Greg Sarris, author, screenwriter, and scholar, holds the Endowed Chair in Native American Studies within the School of Arts and Humanities. Sarris has published several books of fiction and nonfiction, including the widely anthologized collection of essays, Keeping Slug Woman Alive: A Holistic Approach to American Indian Texts, Watermelon Nights, Mabel McKay: Weaving the Dream, The Woman Who Loved a Snake, and Grand Avenue, which was made into an HBO miniseries Sarris wrote and co-produced with Robert Redford. Sarris holds a Ph.D. from Stanford University and has previously taught at Loyola Marymount University in Los Angeles and UCLA. He currently serves as chairman of his tribe, the Federated Indians of Graton Rancheria.

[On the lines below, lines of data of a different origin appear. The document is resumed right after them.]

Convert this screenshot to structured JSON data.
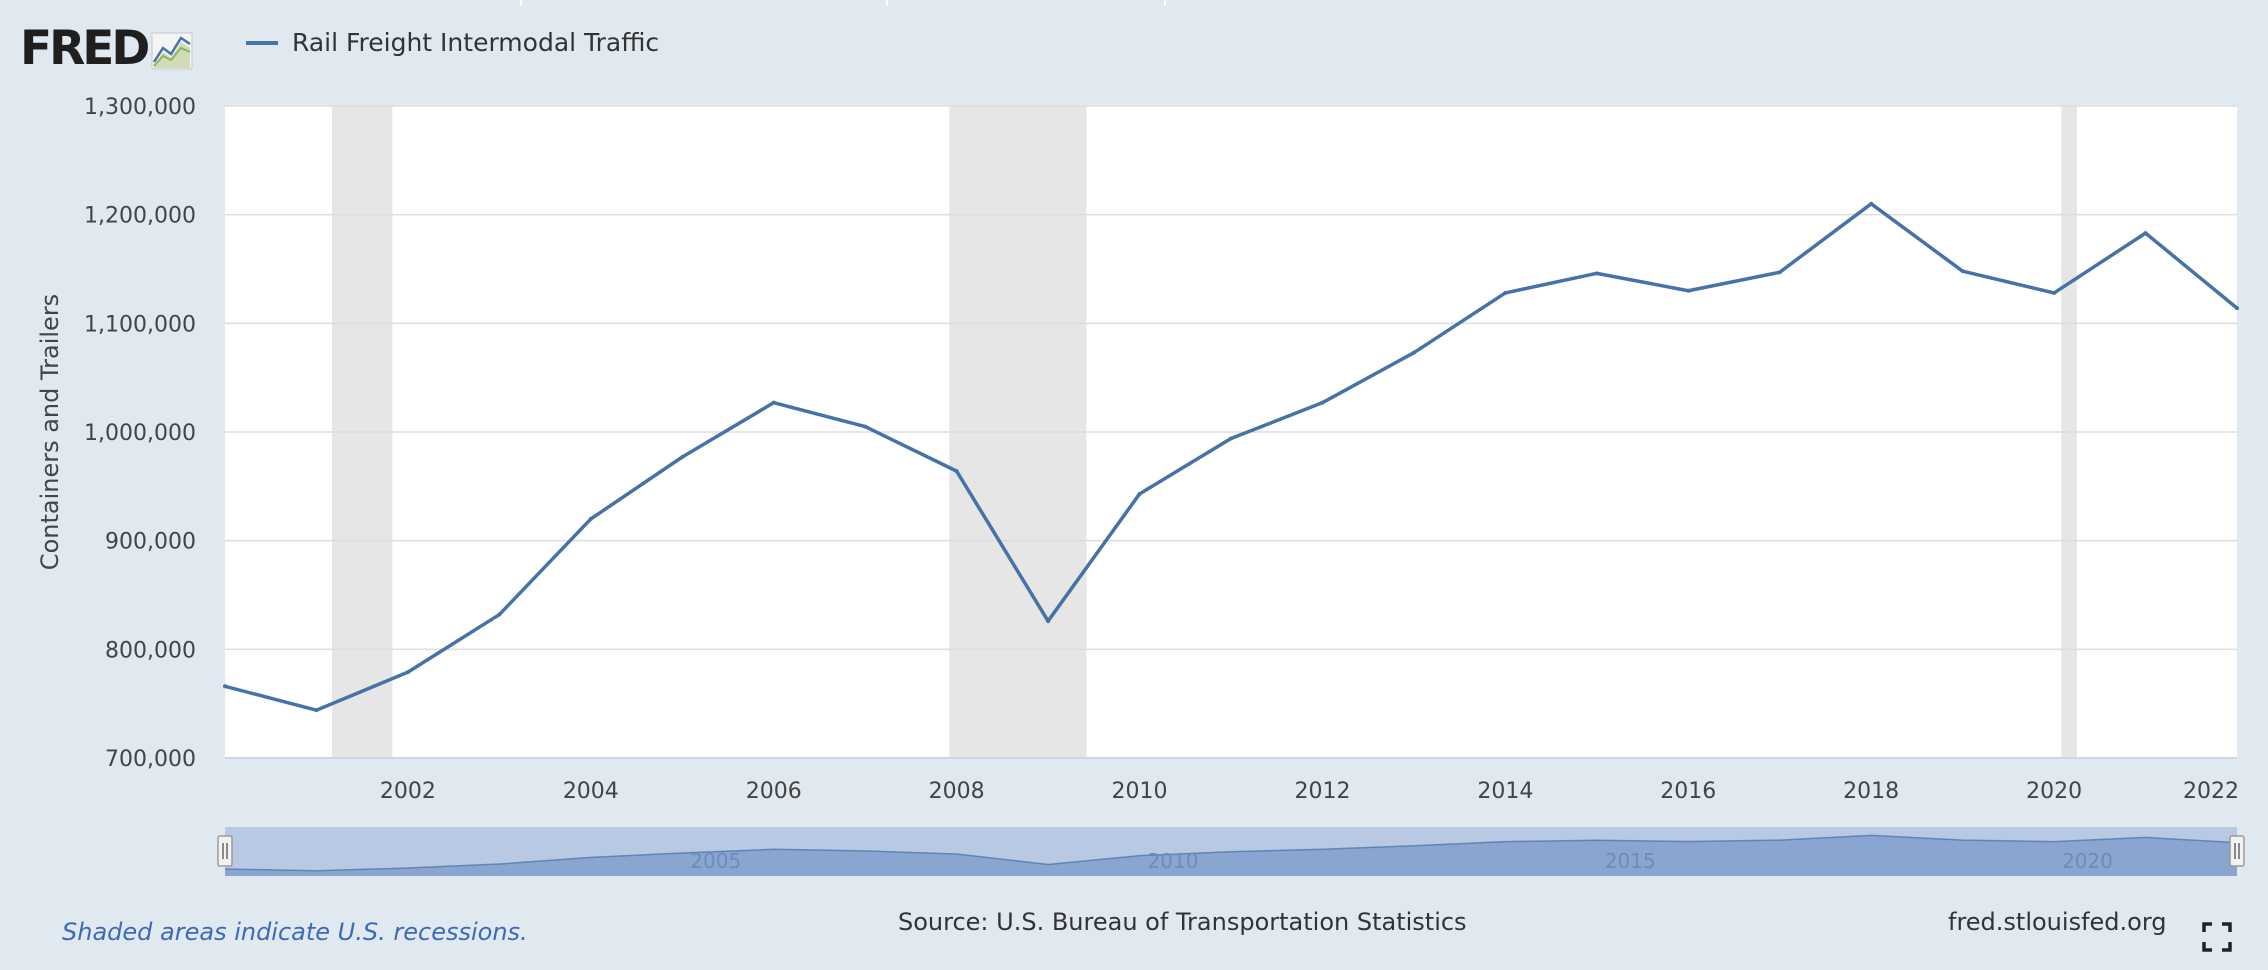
{
  "header": {
    "logo_text": "FRED",
    "legend_label": "Rail Freight Intermodal Traffic"
  },
  "footer": {
    "recession_note": "Shaded areas indicate U.S. recessions.",
    "source": "Source: U.S. Bureau of Transportation Statistics",
    "site": "fred.stlouisfed.org"
  },
  "icons": [
    "fred-chart-icon",
    "fullscreen-icon",
    "navigator-handle-icon"
  ],
  "colors": {
    "series": "#4572a7",
    "recession": "#e6e6e6",
    "navigator_fill": "#8aa5cf",
    "navigator_selection": "#b9c9e4",
    "footnote": "#3d6bb3"
  },
  "chart_data": {
    "type": "line",
    "xlabel": "",
    "ylabel": "Containers and Trailers",
    "x": [
      2000,
      2001,
      2002,
      2003,
      2004,
      2005,
      2006,
      2007,
      2008,
      2009,
      2010,
      2011,
      2012,
      2013,
      2014,
      2015,
      2016,
      2017,
      2018,
      2019,
      2020,
      2021,
      2022
    ],
    "series": [
      {
        "name": "Rail Freight Intermodal Traffic",
        "values": [
          766000,
          744000,
          779000,
          832000,
          920000,
          977000,
          1027000,
          1005000,
          964000,
          826000,
          943000,
          994000,
          1027000,
          1073000,
          1128000,
          1146000,
          1130000,
          1147000,
          1210000,
          1148000,
          1128000,
          1183000,
          1114000
        ]
      }
    ],
    "xlim": [
      2000,
      2022
    ],
    "ylim": [
      700000,
      1300000
    ],
    "x_ticks": [
      "2002",
      "2004",
      "2006",
      "2008",
      "2010",
      "2012",
      "2014",
      "2016",
      "2018",
      "2020",
      "2022"
    ],
    "y_ticks": [
      "700,000",
      "800,000",
      "900,000",
      "1,000,000",
      "1,100,000",
      "1,200,000",
      "1,300,000"
    ],
    "recessions": [
      [
        2001.17,
        2001.83
      ],
      [
        2007.92,
        2009.42
      ],
      [
        2020.08,
        2020.25
      ]
    ],
    "navigator_ticks": [
      "2005",
      "2010",
      "2015",
      "2020"
    ],
    "grid": true,
    "legend": "top-left"
  }
}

Through the Writers at Sonoma Series, internationally and nationally prominent writers, publishers, and agents are invited each year to read and conduct seminars and workshops for students in the program. Visitors to the campus and the program have included Rae Armantrout, Yusef Komunyakaa, Lawrence Weschler, David Halberstam, Ishmael Reed, Clark Coolidge, D.A. Powell, C.S. Giscombe, Jessica Mitford, Allen Ginsberg, Lawrence Ferlinghetti, Charles Bernstein, Lyn Hejinian, Tom Wolfe, Czeslaw Milosz, Edward Albee, Kurt Vonnegut Jr., Michael Palmer, Donald Revell, Jane Miller, James Ellroy, Wanda Coleman, Lynn Freed, and Yiyun Li. Writers at Sonoma Series is funded by Instructionally Related Activities and the Nadenia Newkirk Fund for writers.

The well-regarded student literary magazine ZAUM is published through the Small Press Editing course offered by the English Department every semester. Students can learn every aspect of literary editing and publishing, including layout, design, and copy editing through this course. A paid position for a student as senior editor is available each year.

VOLT is the highly acclaimed national award-winning magazine which publishes nationally and internationally known authors. Winner of three Pushcart prizes and numerous grants, VOLT is committed to innovative writing. Students can work on the magazine by arrangement with instructor and through the Small Press Editing course. VOLT is edited by poet Gillian Conoley.

The SSU creative writing program is a member of the Associated Writing Programs. For program details, please refer to the English Department section in this catalog.